The Bellevue Stratford opened in 1904. Announced improvements to the hotel in 1911 boasted such modern conveniences as "flush toilets." The hotel's luxurious decor, modeled on the Victorian "gilded age" style, represented one of Mrs. Boldt's contributions to the hotel's distinctive features. Mrs. Boldt, who also assisted in hotel management, died suddenly in 1904 shortly after the Bellevue's opening. Boldt remained active in hotel management until his death on December 5, 1916. The couple left two children, Clover (Louise) and George, Jr. At the time of his wife's death, Boldt was overseeing construction of a castle on Heart Island, one of the Thousand Islands on the St. Lawrence River between New York State and the Province of Ontario. With news of her death, however, all construction ceased and the castle remained unfinished until a nonprofit acquired and restored the property in 1977.

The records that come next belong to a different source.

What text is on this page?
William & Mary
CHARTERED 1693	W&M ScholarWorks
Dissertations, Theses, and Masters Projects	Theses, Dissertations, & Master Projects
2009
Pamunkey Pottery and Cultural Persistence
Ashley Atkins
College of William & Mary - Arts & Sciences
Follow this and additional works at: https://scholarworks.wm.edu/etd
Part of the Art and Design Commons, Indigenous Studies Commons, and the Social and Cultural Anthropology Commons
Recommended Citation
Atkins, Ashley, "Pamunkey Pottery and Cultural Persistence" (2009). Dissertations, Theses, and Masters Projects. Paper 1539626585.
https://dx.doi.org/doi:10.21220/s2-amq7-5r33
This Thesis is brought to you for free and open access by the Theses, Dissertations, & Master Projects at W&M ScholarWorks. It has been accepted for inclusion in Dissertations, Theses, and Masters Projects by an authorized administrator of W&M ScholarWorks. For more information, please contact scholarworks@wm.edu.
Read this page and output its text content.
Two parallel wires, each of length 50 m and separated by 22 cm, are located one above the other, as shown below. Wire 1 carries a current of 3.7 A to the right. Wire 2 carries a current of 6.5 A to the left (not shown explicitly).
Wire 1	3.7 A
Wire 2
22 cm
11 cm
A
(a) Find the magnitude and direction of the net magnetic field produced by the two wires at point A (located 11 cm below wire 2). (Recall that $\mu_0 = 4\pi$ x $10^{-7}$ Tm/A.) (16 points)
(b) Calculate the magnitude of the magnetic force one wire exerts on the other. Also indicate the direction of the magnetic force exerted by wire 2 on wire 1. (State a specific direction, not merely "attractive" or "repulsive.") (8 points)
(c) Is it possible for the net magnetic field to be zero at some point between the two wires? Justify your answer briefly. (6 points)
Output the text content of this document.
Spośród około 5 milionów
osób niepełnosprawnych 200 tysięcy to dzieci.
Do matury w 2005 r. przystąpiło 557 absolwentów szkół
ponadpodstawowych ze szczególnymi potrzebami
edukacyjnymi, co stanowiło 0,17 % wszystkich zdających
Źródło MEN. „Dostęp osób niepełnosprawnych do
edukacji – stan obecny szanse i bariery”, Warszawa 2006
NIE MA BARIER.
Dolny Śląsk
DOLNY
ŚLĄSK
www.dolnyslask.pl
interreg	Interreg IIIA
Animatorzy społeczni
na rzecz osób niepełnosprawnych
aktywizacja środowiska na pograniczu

The Bellevue Stratford, built in the French Renaissance style with palatial guest accommodations, attracted European royalty, political leaders, and stars of stage and screen. During its first fifty years, the hotel hosted important political meetings such as a United Nations' conference (1943), and the Pan America and World organization meeting (1945). During this era, the Bellevue Stratford also welcomed a Democratic regional meeting (1936) and Republican national convention (1940). The collection's 1950s memorabilia indicate the Bellevue Stratford hosted a full calendar of events, filling its Grand Ballroom with programs for Philadelphia's cultural and business communities. The occasions ranged from an Academy of Music celebration (1950) to the Delaware Valley Square Dance Convention (1950), as well as the Poor Richard Club of Philadelphia's 48th Anniversary Dinner (1954).

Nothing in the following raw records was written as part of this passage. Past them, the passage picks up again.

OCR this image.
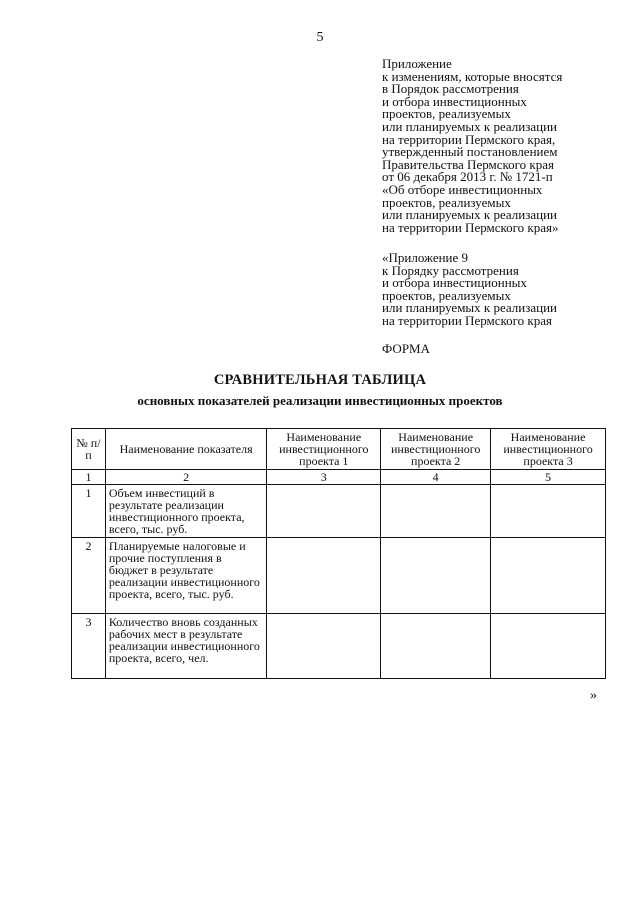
5
Приложение
к изменениям, которые вносятся
в Порядок рассмотрения
и отбора инвестиционных
проектов, реализуемых
или планируемых к реализации
на территории Пермского края,
утвержденный постановлением
Правительства Пермского края
от 06 декабря 2013 г. № 1721-п
«Об отборе инвестиционных
проектов, реализуемых
или планируемых к реализации
на территории Пермского края»
«Приложение 9
к Порядку рассмотрения
и отбора инвестиционных
проектов, реализуемых
или планируемых к реализации
на территории Пермского края
ФОРМА
СРАВНИТЕЛЬНАЯ ТАБЛИЦА
основных показателей реализации инвестиционных проектов
№ п/п	Наименование показателя	Наименование инвестиционного проекта 1	Наименование инвестиционного проекта 2	Наименование инвестиционного проекта 3
1	2	3	4	5
1	Объем инвестиций в результате реализации инвестиционного проекта, всего, тыс. руб.			
2	Планируемые налоговые и прочие поступления в бюджет в результате реализации инвестиционного проекта, всего, тыс. руб.			
3	Количество вновь созданных рабочих мест в результате реализации инвестиционного проекта, всего, чел.			
»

Over the years, the Bellevue Stratford, with its distinctive size and architecture, acquired another title, that of the "Grande Dame of Broad Street." By the 1970s, however, the Bellevue Stratford's occupancy had declined. Despite modernizing its room accommodations and removing some of its older architectural features, the Bellevue Stratford continued to lose business. In 1976 the Department of Health identified the hotel's air conditioning system as the source of a bacterium responsible for the deaths of thirty-five American Legion convention guests. Ordered to shut down immediately, the hotel remained closed until its reopening as the Fairmont in 1979. New management restored the hotel's original name in 1980, and operated the Bellevue Stratford until its closure again in 1986. Designated a national historic landmark, the Bellevue underwent major renovations, restoring many of its classic features. In 1989 it reopened as a multiuse complex including the Hotel Atop the Bellevue. The reconfigured hotel provided, along with guest accommodations, parking, exercise facilities, office space, and shops offering designer fashions. Subsequent changes in management in 1996 altered its name to The Park Hyatt Philadelphia at the Bellevue. In 2004 the hotel marked its one hundredth year of existence.